Según mi zapatero, no nos fijamos en los detalles. Por ejemplo, en
que este año han muerto 12.000 personas más que el pasado, dato que el Ministerio
de Sanidad no acierta a explicar. “Tiene que ver con las vacunas”, asegura. “¿A
ti no te dan mareíllos de vez en cuando? Díselo al médico, verás como se queda
callado”. “A lo mejor no sabe qué decir”, aventuro. “¿Que no sabe?” Manolo abre
mucho los ojos y arruga la frente, que esconde pensamientos turbios. “Y si no,
fíjate en los aviones”, continúa. Cuando pasan por las ciudades ya no echan
humo blanco, sino una nube oscura que tarda en disiparse. A saber con lo que
nos están regando”. Pienso en conspiraciones políticas, científicas y
gubernamentales, en distopías varias. Y yo que creía que el de zapatero era un
oficio de otra época, cuando estoy con un visionario. “¿Y mis botas?”,
pregunto. “Eso sí que tiene arreglo. Mira, suelas nuevas, pegadas y cosidas. A
ver si hace esto la ministra de Hacienda con las cuentas públicas. Esa sólo
sabe de cifras, pero no cuenta nada de los extraterrestres”.
“¿Extraterrestres?” “Ya viven entre nosotros. ¿No te das cuenta? Por eso van
matándonos poco a poco. ¡A cuidarse!”, concluye después de cobrarme diez euros.

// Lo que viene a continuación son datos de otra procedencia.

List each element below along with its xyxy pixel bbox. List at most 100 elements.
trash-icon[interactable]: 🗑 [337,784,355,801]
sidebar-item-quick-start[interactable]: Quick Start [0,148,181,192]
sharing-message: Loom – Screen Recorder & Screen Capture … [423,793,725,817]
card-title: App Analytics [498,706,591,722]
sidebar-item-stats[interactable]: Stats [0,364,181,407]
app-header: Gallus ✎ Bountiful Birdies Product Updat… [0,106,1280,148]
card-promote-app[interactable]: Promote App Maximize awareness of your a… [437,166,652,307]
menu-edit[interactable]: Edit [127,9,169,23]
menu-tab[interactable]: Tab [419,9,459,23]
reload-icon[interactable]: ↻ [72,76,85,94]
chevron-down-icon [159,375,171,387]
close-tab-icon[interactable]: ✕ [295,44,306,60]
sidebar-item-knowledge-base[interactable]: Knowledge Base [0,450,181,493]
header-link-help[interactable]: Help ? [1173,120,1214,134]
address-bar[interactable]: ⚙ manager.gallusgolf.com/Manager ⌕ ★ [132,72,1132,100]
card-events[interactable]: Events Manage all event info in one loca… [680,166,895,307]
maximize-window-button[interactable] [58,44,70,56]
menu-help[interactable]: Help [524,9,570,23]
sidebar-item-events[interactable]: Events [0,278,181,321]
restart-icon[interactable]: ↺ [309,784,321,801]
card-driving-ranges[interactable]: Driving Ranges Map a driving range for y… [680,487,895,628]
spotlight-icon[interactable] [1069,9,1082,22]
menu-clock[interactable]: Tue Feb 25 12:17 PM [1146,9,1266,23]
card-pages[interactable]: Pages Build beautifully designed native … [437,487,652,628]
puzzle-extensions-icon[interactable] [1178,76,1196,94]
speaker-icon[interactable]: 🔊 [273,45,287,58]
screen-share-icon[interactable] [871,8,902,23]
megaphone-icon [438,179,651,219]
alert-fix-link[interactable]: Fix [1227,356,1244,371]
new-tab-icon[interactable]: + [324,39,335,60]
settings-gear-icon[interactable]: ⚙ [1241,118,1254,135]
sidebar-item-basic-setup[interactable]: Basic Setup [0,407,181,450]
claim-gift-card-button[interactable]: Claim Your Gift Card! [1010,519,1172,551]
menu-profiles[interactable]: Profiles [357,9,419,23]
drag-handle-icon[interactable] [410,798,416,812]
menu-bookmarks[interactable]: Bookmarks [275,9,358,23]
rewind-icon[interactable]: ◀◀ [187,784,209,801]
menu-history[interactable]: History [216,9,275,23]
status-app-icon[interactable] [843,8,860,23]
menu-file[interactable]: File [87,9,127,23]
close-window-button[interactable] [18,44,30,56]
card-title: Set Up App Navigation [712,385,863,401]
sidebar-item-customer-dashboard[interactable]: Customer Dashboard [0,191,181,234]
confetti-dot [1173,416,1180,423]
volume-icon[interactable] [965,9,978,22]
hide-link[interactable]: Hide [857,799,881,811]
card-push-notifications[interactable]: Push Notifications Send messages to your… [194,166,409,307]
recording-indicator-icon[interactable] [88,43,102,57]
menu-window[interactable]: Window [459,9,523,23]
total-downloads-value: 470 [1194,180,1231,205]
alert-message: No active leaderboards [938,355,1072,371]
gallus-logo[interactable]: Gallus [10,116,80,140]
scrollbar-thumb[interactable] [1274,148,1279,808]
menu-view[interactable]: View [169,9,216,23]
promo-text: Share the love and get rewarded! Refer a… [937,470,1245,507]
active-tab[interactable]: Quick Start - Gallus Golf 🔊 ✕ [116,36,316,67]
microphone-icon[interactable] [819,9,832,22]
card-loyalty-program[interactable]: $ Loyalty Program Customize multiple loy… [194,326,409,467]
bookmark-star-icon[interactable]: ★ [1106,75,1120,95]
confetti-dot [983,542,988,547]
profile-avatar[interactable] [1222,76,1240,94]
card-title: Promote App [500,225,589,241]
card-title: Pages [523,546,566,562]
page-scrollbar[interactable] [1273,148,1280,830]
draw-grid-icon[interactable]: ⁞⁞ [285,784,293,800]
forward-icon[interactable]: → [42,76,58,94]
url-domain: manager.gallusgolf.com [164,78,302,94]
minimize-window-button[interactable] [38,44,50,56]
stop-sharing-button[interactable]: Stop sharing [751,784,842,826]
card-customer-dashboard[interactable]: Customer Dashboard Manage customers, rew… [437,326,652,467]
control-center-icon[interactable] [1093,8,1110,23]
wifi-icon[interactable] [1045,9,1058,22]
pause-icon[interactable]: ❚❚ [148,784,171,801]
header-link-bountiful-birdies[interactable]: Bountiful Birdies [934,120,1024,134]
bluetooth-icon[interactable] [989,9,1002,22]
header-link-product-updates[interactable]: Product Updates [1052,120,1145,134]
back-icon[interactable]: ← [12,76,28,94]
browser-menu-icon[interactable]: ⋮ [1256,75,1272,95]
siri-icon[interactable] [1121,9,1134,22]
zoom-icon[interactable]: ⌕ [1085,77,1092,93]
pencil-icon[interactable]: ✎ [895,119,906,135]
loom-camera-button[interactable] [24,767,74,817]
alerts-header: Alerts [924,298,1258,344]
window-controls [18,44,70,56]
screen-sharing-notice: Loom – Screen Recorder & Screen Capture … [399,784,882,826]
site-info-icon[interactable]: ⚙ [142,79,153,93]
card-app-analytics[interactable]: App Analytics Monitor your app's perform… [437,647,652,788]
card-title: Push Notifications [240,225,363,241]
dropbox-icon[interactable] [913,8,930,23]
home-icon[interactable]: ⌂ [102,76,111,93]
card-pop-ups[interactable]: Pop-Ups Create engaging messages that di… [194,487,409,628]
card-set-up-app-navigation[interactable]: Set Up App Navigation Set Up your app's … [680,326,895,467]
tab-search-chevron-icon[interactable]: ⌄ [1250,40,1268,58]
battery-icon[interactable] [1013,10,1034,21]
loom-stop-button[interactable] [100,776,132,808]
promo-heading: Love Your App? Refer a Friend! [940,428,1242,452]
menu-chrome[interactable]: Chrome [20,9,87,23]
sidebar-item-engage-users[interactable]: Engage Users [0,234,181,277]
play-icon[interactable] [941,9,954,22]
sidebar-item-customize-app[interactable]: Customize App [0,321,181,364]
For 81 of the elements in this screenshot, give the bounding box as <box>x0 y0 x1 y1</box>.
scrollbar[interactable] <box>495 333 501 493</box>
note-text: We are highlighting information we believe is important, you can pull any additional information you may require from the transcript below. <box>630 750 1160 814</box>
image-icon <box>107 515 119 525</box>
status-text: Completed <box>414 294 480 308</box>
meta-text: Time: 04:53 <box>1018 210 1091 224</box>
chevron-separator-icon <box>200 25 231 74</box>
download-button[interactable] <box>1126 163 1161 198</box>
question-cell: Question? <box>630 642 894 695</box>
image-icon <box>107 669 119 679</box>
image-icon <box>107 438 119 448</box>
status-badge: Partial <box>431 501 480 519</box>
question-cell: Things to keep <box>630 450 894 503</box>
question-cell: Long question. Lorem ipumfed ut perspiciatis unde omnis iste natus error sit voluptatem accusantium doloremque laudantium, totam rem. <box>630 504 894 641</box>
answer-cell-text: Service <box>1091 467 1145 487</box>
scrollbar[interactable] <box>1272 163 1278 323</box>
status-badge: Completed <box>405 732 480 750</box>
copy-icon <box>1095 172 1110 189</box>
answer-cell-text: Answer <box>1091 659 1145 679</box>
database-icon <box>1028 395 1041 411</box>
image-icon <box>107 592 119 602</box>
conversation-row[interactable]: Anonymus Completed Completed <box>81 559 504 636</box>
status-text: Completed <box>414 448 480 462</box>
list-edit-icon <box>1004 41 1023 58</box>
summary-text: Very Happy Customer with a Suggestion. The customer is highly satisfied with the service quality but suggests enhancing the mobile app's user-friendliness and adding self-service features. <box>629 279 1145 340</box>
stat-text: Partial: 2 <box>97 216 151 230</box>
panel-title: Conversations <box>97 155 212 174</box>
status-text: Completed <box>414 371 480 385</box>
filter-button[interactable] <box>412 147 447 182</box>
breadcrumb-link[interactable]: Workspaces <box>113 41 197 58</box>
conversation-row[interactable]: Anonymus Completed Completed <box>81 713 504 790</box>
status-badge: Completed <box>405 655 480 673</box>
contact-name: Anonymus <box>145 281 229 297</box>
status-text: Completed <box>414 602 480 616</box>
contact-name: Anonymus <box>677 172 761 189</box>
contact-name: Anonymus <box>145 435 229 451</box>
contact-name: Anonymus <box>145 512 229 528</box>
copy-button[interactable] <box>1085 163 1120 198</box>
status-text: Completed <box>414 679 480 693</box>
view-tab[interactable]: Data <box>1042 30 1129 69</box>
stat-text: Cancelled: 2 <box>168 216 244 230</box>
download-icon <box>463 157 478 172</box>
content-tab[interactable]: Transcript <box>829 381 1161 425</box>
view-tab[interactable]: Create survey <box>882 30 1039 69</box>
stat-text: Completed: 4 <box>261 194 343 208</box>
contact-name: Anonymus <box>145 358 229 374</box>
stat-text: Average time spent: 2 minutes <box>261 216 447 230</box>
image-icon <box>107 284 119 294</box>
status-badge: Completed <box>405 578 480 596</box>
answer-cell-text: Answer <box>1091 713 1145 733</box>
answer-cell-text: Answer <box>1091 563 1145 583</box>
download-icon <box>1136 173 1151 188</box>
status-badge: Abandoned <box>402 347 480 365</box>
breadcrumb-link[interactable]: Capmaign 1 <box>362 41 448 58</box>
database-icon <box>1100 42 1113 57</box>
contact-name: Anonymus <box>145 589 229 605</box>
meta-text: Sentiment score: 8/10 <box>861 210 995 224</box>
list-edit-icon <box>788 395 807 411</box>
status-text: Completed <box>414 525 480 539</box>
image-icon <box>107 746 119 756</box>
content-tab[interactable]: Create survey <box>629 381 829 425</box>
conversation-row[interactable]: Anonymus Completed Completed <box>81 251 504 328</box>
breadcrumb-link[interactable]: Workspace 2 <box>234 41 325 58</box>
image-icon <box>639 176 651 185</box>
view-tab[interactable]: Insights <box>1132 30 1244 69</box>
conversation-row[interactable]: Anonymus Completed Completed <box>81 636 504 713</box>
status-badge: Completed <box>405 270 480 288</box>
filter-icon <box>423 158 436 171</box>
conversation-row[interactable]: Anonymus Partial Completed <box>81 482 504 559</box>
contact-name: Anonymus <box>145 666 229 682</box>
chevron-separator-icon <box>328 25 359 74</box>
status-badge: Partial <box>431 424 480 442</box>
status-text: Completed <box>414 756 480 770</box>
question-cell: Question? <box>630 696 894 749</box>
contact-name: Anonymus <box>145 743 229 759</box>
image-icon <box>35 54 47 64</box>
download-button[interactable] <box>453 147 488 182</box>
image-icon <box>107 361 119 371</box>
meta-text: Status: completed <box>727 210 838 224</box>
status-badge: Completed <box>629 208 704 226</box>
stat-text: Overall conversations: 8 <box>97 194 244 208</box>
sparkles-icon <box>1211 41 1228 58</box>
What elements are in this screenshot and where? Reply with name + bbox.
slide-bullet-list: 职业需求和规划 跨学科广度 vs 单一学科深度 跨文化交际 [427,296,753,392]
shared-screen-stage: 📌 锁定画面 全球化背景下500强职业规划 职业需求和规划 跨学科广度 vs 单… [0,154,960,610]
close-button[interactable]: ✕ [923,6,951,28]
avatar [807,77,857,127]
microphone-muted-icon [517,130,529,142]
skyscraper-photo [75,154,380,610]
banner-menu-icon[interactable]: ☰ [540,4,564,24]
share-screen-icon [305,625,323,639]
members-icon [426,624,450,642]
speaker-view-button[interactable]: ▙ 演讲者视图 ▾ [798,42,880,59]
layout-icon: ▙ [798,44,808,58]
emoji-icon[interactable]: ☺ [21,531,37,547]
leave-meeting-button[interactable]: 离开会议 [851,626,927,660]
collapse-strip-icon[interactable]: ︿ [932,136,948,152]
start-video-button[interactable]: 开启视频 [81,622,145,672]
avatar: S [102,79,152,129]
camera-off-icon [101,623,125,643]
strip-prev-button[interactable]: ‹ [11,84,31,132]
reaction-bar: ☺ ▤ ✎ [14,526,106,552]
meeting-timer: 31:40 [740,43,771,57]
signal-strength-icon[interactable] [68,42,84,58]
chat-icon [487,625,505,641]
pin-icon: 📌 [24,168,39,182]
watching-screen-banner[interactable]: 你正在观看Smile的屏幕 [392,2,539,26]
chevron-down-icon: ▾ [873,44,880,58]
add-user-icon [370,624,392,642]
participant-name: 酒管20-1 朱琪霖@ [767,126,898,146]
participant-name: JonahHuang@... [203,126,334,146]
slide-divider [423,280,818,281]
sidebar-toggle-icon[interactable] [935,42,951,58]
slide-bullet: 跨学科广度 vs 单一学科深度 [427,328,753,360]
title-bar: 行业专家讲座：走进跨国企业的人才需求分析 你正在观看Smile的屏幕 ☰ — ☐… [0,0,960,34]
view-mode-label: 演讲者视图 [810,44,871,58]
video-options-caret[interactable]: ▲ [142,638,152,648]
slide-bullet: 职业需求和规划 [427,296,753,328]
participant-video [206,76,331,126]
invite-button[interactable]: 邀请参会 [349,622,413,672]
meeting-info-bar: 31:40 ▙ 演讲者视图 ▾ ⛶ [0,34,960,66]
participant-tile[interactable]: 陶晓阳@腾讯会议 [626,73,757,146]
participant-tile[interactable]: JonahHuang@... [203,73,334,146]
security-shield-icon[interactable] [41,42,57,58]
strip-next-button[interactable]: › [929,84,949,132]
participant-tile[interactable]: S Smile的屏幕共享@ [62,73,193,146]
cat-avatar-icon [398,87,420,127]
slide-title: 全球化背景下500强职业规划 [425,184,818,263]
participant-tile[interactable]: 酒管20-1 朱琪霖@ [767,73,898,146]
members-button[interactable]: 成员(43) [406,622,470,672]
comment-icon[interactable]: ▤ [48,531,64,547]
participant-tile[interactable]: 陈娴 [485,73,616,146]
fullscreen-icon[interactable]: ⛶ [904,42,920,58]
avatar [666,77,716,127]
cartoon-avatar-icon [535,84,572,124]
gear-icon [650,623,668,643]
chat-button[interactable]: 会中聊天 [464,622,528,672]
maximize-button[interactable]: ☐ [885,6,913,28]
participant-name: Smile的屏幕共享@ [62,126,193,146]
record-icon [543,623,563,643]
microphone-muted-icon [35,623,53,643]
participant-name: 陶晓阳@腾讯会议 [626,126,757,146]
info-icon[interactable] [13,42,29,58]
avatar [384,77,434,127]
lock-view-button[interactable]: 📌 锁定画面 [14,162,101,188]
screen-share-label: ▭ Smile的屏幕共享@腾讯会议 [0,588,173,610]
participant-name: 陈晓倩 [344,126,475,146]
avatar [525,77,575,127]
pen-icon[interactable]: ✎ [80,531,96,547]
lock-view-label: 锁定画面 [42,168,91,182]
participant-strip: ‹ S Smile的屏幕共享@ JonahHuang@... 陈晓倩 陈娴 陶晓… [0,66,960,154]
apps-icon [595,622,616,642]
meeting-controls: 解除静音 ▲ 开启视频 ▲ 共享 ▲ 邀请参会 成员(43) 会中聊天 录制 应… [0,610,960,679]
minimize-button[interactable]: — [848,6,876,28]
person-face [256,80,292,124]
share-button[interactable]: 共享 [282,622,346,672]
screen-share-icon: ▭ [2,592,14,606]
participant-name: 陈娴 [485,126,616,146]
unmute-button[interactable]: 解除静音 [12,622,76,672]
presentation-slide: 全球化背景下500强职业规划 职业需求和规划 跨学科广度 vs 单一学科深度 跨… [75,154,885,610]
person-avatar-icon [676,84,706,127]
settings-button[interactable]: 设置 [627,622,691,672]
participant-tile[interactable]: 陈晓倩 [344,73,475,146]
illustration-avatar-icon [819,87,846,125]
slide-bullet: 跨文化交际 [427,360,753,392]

Cuando salgo a la calle no puedo evitar empezar a fijarme en la gente del
barrio. ¿Cuántos serán marcianos? No me extrañaría que lo fuera ese hombre de
ojos saltones que siempre parece sorprenderse al verme, aunque llevemos
cruzándonos por la misma calle unos veinte años, o la señora que va hablando
sola mientras mira al suelo y evita cuidadosamente pisar las rayas de las
baldosas de las aceras, o incluso la farmacéutica, que cuando compro
paracetamol me mira como a una persona sospechosa, un enfermo potencial de
coronavirus, contagioso, aunque al entrar al local me haya puesto la
mascarilla. Quizá tenga razón el zapatero, pues desde la pandemia nos hemos
vuelto recelosos, y vemos conspiraciones por todas partes, aunque las provoquen
unos seres minúsculos que se introducen en nuestras vías respiratorias y nos causan
fiebre, tos, estornudos y escalofríos. “¡Cuánta imaginación!”, me dice en la
panadería Sara, a la que le cuento mi experiencia con Manolo, y que me cobra un
euro por una barra. “Pues sí que ha subido, ¿no?”, le digo. “¿El qué, la
temperatura?” “No, el pan”. Y ahora es ella la que abre mucho los ojos para
decirme: “Es que nos cuesta hacerlo un 50% más”. Así que me vuelvo a casa para
meditar sobre nuestra vida estratosférica.